Certe risposte alla militarizzazione – vedi incendio dell’auto di un caporeparto ecc- sono veramente dei passi in avanti? Certe volte questi capi sono già sputtanati dalla critica operaia…

Pochi chilometri prima di Prali, in Val germanasca… ci sono le miniere della Talco &Grafite . Il 18 di giugno parte uno sciopero passato sotto silenzio dai giornali borghesi: ben altrimenti si sarebbero comportati se invece di un’azione di massa si fosse trattato del solito commando di ‘giustizieri’…

 

CI pare scontato che le lotte più dure sono quelle che costano anche care agli operai: la strada dell’unità non è per niente facile…

INVECE…

… non ci si rimette una lira e si può sempre sperare che il padrone o il suo delegato capisca che tipo di musica è ed accordi i suoi strumenti di conseguenza .

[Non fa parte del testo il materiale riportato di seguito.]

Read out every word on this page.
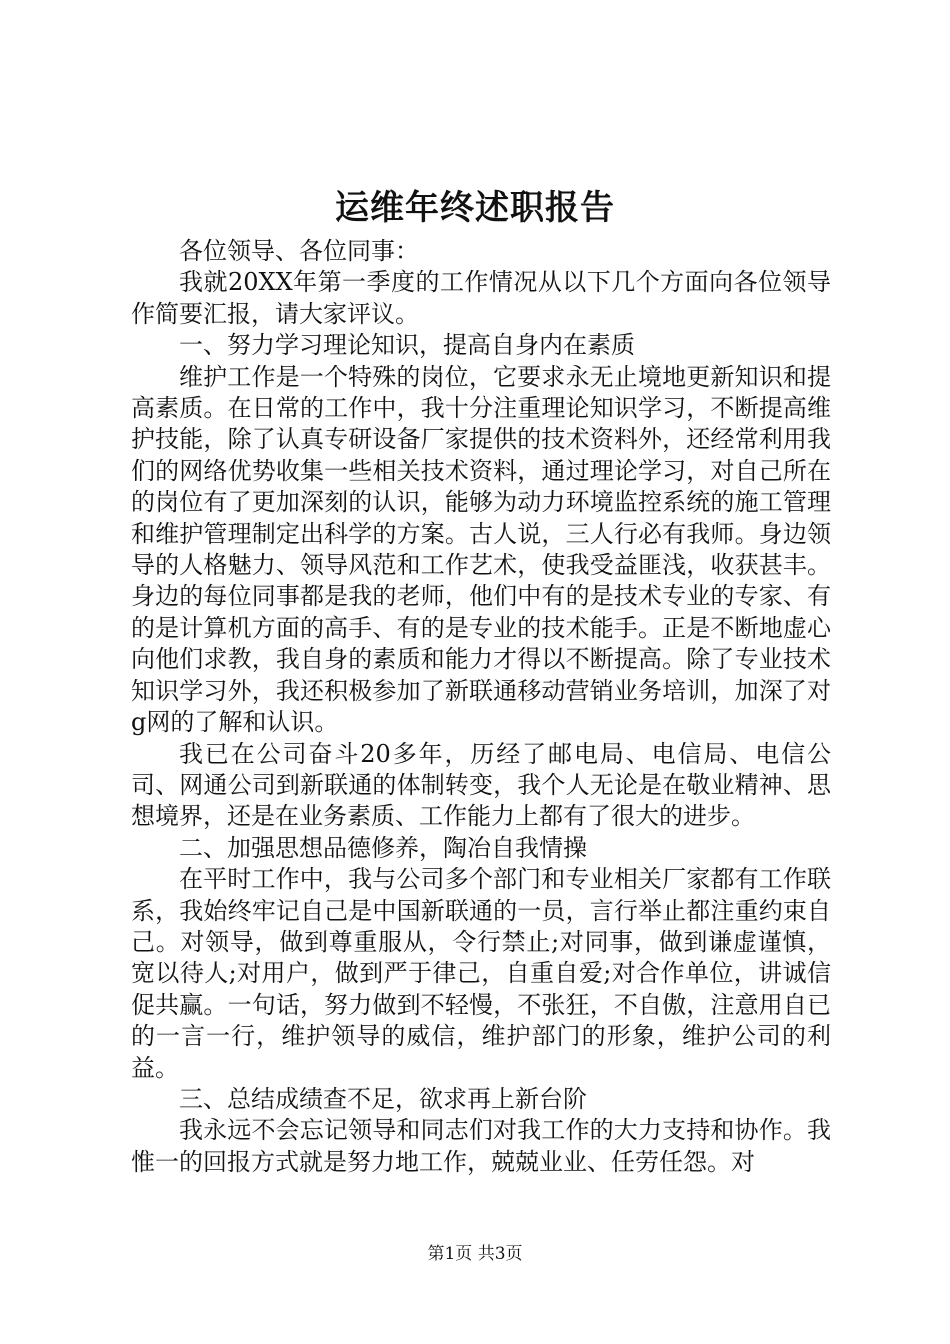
运维年终述职报告

各位领导、各位同事：

我就20XX年第一季度的工作情况从以下几个方面向各位领导作简要汇报，请大家评议。

一、努力学习理论知识，提高自身内在素质

维护工作是一个特殊的岗位，它要求永无止境地更新知识和提高素质。在日常的工作中，我十分注重理论知识学习，不断提高维护技能，除了认真专研设备厂家提供的技术资料外，还经常利用我们的网络优势收集一些相关技术资料，通过理论学习，对自己所在的岗位有了更加深刻的认识，能够为动力环境监控系统的施工管理和维护管理制定出科学的方案。古人说，三人行必有我师。身边领导的人格魅力、领导风范和工作艺术，使我受益匪浅，收获甚丰。身边的每位同事都是我的老师，他们中有的是技术专业的专家、有的是计算机方面的高手、有的是专业的技术能手。正是不断地虚心向他们求教，我自身的素质和能力才得以不断提高。除了专业技术知识学习外，我还积极参加了新联通移动营销业务培训，加深了对g网的了解和认识。

我已在公司奋斗20多年，历经了邮电局、电信局、电信公司、网通公司到新联通的体制转变，我个人无论是在敬业精神、思想境界，还是在业务素质、工作能力上都有了很大的进步。

二、加强思想品德修养，陶冶自我情操

在平时工作中，我与公司多个部门和专业相关厂家都有工作联系，我始终牢记自己是中国新联通的一员，言行举止都注重约束自己。对领导，做到尊重服从，令行禁止;对同事，做到谦虚谨慎，宽以待人;对用户，做到严于律己，自重自爱;对合作单位，讲诚信促共赢。一句话，努力做到不轻慢，不张狂，不自傲，注意用自已的一言一行，维护领导的威信，维护部门的形象，维护公司的利益。

三、总结成绩查不足，欲求再上新台阶

我永远不会忘记领导和同志们对我工作的大力支持和协作。我惟一的回报方式就是努力地工作，兢兢业业、任劳任怨。对

第1页 共3页
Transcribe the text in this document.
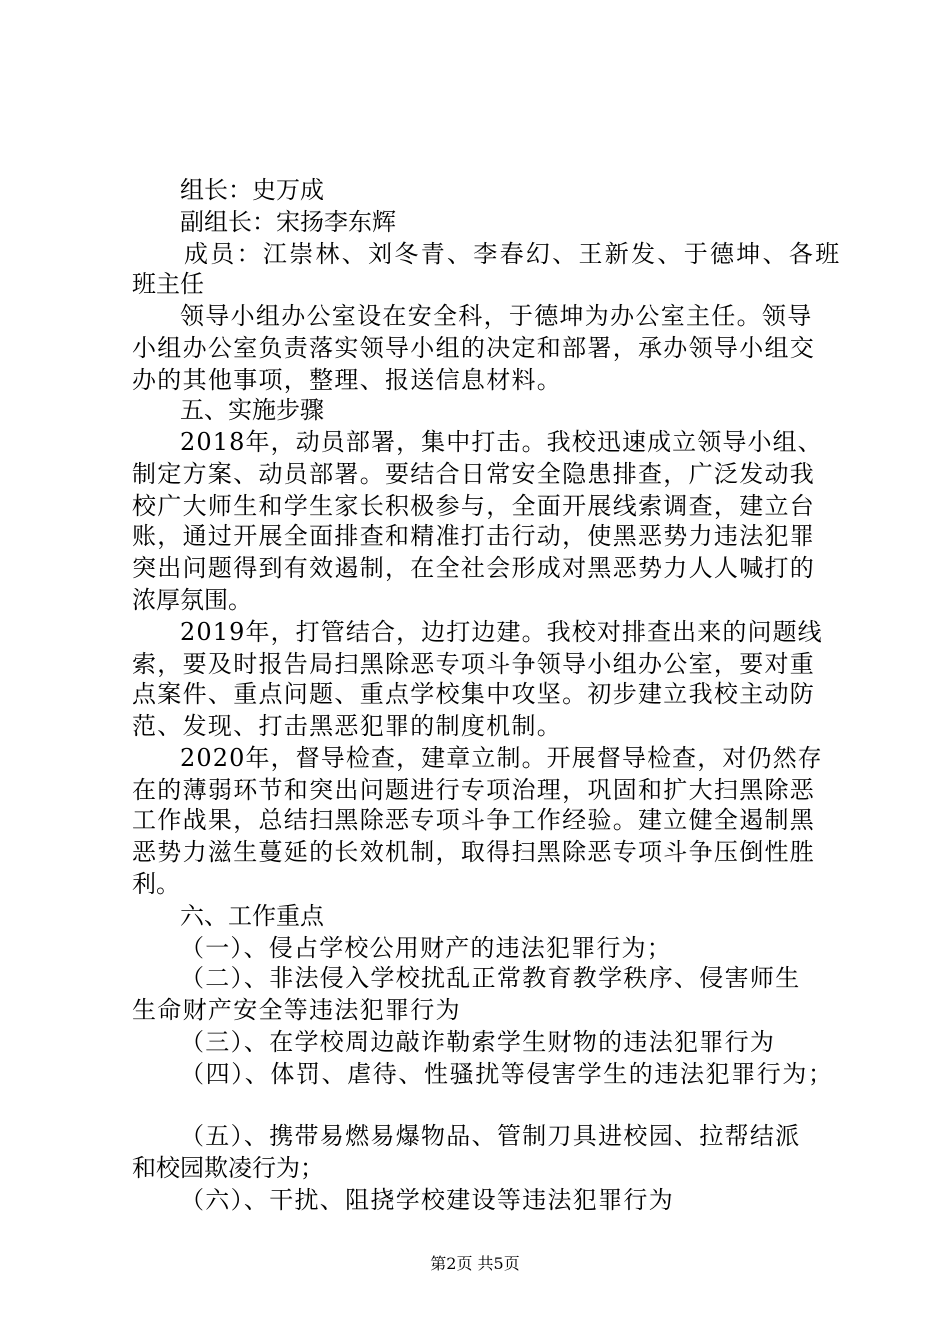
组长：史万成

副组长：宋扬李东辉

成员：江崇林、刘冬青、李春幻、王新发、于德坤、各班

班主任

领导小组办公室设在安全科，于德坤为办公室主任。领导

小组办公室负责落实领导小组的决定和部署，承办领导小组交

办的其他事项，整理、报送信息材料。

五、实施步骤

2018年，动员部署，集中打击。我校迅速成立领导小组、

制定方案、动员部署。要结合日常安全隐患排查，广泛发动我

校广大师生和学生家长积极参与，全面开展线索调查，建立台

账，通过开展全面排查和精准打击行动，使黑恶势力违法犯罪

突出问题得到有效遏制，在全社会形成对黑恶势力人人喊打的

浓厚氛围。

2019年，打管结合，边打边建。我校对排查出来的问题线

索，要及时报告局扫黑除恶专项斗争领导小组办公室，要对重

点案件、重点问题、重点学校集中攻坚。初步建立我校主动防

范、发现、打击黑恶犯罪的制度机制。

2020年，督导检查，建章立制。开展督导检查，对仍然存

在的薄弱环节和突出问题进行专项治理，巩固和扩大扫黑除恶

工作战果，总结扫黑除恶专项斗争工作经验。建立健全遏制黑

恶势力滋生蔓延的长效机制，取得扫黑除恶专项斗争压倒性胜

利。

六、工作重点

（一）、侵占学校公用财产的违法犯罪行为；

（二）、非法侵入学校扰乱正常教育教学秩序、侵害师生

生命财产安全等违法犯罪行为

（三）、在学校周边敲诈勒索学生财物的违法犯罪行为

（四）、体罚、虐待、性骚扰等侵害学生的违法犯罪行为；

（五）、携带易燃易爆物品、管制刀具进校园、拉帮结派

和校园欺凌行为；

（六）、干扰、阻挠学校建设等违法犯罪行为

第2页 共5页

A mala parata non si sono persi dei soldi in scioperi e qualcun altro oppresso al posto nostro magri reagirà in modo più adeguato del nostro, ed al nostro rientro dalla mutua troveremo condizioni di esistenza migliori.

La valvola di sfogo costituita dalla non perdita di salario, ma dalla sospensione temporanea del dominio del capitale, sposta la contraddizione dalla lotta all’organizzazione del lavoro al costo del lavoro.